誰がぶら下げたか、こっちをじっと見つめてくるじゃないか。

体に錆が増えるのを覚悟しながら、
それでも仕事を全うしようと決めた看板。

金庫?の上にやる気のない箒とブラシ。
そしてゴムホースもけだるそう。
金庫の取っ手はただただイライラを募らせる。

「2月なて信じらんねべ?」
車のリアウインドウに映った真っ青な空は現実か?

映画館と一体で賑わってきた一角。
市民にとっては、これらの看板のどこかへ吸い込まれていくことが喜びであり、
ささやかな幸せだった。

2月なのにと信じられないという思いで、春の空気をパクパクと吸い込んでいる。

類は友を呼ぶ。
赤は赤を呼ぶ。

昭和には想像もできなかった。
山形にスポーツが根付くなんて。
街のあちこちにあるモンテやワイヴァンズのポスターも街の一部と化している。

何百号あるか分からないでかいキャンバスに、
光が縦縞を描き、錆があちこちに顔を出す。
そして絶妙の位置に墨痕鮮やか。

「お、こだんどごさも路地あんのが、しゃねがったぁ。

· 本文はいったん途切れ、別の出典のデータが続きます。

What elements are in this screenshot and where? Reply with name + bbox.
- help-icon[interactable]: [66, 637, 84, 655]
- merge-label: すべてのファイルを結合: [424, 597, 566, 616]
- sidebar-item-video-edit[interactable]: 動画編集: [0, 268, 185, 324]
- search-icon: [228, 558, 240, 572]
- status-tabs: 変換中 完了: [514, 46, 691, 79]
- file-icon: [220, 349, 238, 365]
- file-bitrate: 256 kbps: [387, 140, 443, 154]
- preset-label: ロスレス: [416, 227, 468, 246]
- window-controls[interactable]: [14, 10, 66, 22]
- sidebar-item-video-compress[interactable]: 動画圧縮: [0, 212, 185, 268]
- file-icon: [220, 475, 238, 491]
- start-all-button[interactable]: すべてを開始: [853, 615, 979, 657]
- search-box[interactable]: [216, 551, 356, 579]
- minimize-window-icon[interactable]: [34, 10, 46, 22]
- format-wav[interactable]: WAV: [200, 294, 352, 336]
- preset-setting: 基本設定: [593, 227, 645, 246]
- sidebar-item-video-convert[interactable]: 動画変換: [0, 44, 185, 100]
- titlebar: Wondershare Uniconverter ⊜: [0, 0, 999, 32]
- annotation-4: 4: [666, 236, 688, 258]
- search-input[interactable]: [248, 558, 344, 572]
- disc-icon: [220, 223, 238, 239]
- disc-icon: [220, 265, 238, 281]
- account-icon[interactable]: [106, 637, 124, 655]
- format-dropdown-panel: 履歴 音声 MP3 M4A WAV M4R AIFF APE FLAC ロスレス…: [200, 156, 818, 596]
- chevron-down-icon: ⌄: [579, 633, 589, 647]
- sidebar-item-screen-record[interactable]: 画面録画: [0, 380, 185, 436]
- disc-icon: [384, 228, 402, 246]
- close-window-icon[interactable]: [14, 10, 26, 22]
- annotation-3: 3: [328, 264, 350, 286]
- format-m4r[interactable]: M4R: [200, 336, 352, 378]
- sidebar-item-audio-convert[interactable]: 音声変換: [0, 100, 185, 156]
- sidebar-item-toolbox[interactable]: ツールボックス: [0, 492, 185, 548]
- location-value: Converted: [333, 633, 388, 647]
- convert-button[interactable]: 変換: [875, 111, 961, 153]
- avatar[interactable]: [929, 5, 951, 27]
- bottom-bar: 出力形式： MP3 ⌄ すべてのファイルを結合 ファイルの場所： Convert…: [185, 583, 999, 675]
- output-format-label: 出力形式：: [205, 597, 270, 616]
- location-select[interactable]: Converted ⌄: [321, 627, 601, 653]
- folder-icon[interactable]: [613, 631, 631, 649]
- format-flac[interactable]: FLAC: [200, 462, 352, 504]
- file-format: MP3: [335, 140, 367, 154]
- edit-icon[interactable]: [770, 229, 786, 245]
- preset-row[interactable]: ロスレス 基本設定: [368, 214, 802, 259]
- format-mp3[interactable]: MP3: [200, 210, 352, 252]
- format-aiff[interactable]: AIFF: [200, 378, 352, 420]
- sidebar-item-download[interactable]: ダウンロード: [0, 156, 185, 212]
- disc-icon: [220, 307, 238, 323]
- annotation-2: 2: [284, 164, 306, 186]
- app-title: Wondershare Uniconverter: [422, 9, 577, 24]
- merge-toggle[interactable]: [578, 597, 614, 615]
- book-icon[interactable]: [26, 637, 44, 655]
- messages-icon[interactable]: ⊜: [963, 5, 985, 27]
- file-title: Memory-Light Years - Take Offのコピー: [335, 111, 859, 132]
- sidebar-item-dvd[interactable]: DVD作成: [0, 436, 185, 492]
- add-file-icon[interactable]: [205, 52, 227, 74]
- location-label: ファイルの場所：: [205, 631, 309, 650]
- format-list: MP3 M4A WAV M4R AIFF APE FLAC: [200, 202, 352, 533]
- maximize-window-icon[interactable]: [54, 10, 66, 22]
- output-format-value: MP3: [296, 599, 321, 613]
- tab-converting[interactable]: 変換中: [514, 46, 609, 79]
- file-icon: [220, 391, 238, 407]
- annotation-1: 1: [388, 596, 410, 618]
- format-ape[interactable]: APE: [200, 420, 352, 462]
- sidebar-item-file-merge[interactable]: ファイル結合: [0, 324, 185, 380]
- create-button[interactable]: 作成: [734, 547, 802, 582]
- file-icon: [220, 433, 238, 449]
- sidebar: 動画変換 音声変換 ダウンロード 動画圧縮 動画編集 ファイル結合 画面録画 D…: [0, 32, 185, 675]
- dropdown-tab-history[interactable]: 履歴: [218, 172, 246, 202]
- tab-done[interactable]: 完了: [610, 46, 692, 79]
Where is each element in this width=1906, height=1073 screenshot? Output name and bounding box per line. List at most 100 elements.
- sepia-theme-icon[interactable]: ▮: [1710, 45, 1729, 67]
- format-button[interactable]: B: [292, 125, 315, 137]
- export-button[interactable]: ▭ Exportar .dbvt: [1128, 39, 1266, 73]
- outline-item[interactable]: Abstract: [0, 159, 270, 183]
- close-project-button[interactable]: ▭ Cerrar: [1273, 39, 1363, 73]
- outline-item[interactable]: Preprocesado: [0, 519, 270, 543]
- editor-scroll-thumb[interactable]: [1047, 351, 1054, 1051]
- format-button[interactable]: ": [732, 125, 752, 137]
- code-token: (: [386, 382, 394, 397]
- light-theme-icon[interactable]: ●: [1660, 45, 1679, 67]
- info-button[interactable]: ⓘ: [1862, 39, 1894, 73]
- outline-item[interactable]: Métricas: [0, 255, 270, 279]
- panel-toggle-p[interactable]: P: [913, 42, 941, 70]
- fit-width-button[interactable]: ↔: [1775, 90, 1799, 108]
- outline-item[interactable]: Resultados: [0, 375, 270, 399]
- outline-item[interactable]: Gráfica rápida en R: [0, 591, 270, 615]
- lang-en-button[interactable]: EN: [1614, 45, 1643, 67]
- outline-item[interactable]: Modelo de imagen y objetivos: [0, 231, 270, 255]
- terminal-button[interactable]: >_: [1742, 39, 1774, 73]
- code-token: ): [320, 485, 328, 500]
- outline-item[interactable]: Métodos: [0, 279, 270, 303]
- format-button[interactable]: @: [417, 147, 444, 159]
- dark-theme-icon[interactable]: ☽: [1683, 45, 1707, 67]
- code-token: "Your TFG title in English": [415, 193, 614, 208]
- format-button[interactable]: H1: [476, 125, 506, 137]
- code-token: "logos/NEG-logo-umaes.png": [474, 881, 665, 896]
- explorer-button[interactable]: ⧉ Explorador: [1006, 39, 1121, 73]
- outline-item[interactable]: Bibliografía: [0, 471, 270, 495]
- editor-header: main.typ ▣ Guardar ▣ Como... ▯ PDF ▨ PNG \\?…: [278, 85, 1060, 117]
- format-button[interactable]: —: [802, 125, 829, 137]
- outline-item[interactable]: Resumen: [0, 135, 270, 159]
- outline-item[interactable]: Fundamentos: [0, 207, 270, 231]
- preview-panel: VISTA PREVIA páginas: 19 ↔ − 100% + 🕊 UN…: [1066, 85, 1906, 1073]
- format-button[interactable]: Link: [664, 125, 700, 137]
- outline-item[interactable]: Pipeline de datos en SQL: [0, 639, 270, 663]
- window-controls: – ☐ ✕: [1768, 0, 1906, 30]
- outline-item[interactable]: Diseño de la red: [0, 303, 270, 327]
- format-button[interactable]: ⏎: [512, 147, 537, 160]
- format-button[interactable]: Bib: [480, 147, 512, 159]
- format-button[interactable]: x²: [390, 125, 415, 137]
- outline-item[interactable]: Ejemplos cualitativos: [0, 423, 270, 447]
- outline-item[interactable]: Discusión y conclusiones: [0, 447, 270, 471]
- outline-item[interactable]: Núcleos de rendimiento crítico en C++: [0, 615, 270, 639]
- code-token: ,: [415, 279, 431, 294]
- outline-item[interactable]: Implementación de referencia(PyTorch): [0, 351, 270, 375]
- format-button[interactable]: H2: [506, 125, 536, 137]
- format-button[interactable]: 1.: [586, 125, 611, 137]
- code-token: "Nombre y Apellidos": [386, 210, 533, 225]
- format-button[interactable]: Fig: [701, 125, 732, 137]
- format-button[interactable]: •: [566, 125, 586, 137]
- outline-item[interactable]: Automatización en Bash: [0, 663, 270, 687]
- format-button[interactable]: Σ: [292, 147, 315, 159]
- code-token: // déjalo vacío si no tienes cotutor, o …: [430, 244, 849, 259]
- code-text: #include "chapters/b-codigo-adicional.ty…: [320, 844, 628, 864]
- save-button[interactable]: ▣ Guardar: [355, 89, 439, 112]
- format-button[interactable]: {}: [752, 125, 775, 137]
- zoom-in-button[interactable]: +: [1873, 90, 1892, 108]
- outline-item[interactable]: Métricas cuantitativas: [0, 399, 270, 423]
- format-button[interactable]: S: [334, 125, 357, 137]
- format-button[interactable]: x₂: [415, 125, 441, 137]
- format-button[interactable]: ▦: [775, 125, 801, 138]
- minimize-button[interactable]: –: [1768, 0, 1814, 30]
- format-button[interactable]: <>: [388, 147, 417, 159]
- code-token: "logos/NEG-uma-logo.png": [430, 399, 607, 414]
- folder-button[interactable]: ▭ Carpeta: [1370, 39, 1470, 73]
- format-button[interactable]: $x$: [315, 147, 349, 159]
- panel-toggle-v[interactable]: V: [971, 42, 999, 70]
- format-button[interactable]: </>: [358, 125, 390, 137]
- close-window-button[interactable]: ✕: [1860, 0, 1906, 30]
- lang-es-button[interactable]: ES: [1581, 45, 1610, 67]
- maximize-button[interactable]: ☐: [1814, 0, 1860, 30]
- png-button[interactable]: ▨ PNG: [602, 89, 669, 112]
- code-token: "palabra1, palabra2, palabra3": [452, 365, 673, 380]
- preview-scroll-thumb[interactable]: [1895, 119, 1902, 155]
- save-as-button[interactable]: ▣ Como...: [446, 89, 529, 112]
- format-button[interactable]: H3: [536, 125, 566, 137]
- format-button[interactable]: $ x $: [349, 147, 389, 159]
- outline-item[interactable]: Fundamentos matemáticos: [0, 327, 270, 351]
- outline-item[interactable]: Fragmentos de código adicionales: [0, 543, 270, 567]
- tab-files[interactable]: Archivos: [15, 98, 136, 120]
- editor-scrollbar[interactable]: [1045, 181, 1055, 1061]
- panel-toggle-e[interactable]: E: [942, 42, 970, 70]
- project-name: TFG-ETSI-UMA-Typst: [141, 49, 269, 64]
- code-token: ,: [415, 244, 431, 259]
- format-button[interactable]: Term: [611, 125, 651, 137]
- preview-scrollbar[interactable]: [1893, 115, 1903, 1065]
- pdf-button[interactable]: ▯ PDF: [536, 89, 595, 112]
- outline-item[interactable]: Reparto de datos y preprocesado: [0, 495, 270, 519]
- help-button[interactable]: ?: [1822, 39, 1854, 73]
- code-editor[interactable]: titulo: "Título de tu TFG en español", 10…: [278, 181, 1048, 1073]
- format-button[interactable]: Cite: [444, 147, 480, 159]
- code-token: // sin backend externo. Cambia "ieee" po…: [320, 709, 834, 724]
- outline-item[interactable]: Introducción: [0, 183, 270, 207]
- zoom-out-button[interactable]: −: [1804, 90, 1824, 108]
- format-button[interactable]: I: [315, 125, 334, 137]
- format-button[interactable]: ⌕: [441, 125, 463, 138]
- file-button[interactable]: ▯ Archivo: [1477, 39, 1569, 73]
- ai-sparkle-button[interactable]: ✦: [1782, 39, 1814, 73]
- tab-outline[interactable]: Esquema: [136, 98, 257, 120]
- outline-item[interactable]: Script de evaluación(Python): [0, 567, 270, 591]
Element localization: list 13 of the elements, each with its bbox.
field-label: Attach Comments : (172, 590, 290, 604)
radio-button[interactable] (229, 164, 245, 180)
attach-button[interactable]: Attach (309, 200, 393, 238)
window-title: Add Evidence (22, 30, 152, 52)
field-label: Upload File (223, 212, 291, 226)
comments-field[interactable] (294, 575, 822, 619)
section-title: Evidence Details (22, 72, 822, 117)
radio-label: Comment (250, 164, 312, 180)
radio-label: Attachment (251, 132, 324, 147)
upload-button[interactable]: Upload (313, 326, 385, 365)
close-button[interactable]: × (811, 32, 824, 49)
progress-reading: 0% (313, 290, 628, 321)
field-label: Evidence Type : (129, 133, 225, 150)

」
心は躍り、踏み出す足が喜びに震える。

行く末を知ってか知らずか、それとも達観してしまったのか、
永年の風雪と暮らしを全身に染み付け立っている。

こんな味わいが七日町のスクランブル交差点から、走れば三分の位置にあるなんて!
「映画のロケ地になんたべ?」
「いやいや、静かに見守った方が良いんだず。」

「やけにパキッとしてるんねが?」
「陽が出だどぎは、オラだも元気になんのよ。」
赤と青の艶やかな色合いがまぶしい路地裏。

「なんだず、ずねーんと植木鉢なの座らせでぇ。」
「こいに静かな時間が大切なのよ、ほごのカメラおんちゃん邪魔すねでけねが。」

暗がりから眺める表通りの早すぎる春の光がまぶしい。
「あの光の中さ入ていぐだいぃ!」

怖くて悲しくて、手前の白黒壁に隠れてちょっと覗いてみた。
再び丸久の痛々しい姿が目の前に迫ってきた。

青い空を切り取るビルの形が、時代とともに徐々に変わっていく。

丸久は表側にも櫓が組まれ、崩壊の時を待っている。

一方、大沼はどうなることやら訳が分からず悶々する。
ただ、マヨタコを食べに地下へ降りていく人々の姿がちらほら見えるだけ。

ビルの隙間は風が強く吹き抜けるはず。
でも今日ばかりは、突然の春の到来に、大気が穏やかにふんわりしている。

七日町通りは光が満ち、人々の服装も軽快になりつつある。
私も早く暗がりから抜けて、光の溢れる大通りへ出て行こう。

ボルトはビルを支えるために、常に踏ん張っている。
大沼は山形の象徴として今まで踏ん張ってきたし、市民に愛されてきた。

「しゃねがもすんねげんと、万が一大沼が無ぐなたら困んのはパイロットーッ!」
「んだてよ、飛行機が神町さ着陸態勢に入っどぎに目印にすんのが、大沼の看板なんだっけど。」
なんとか着地点を上手く見つけて欲しい、みんなの大沼。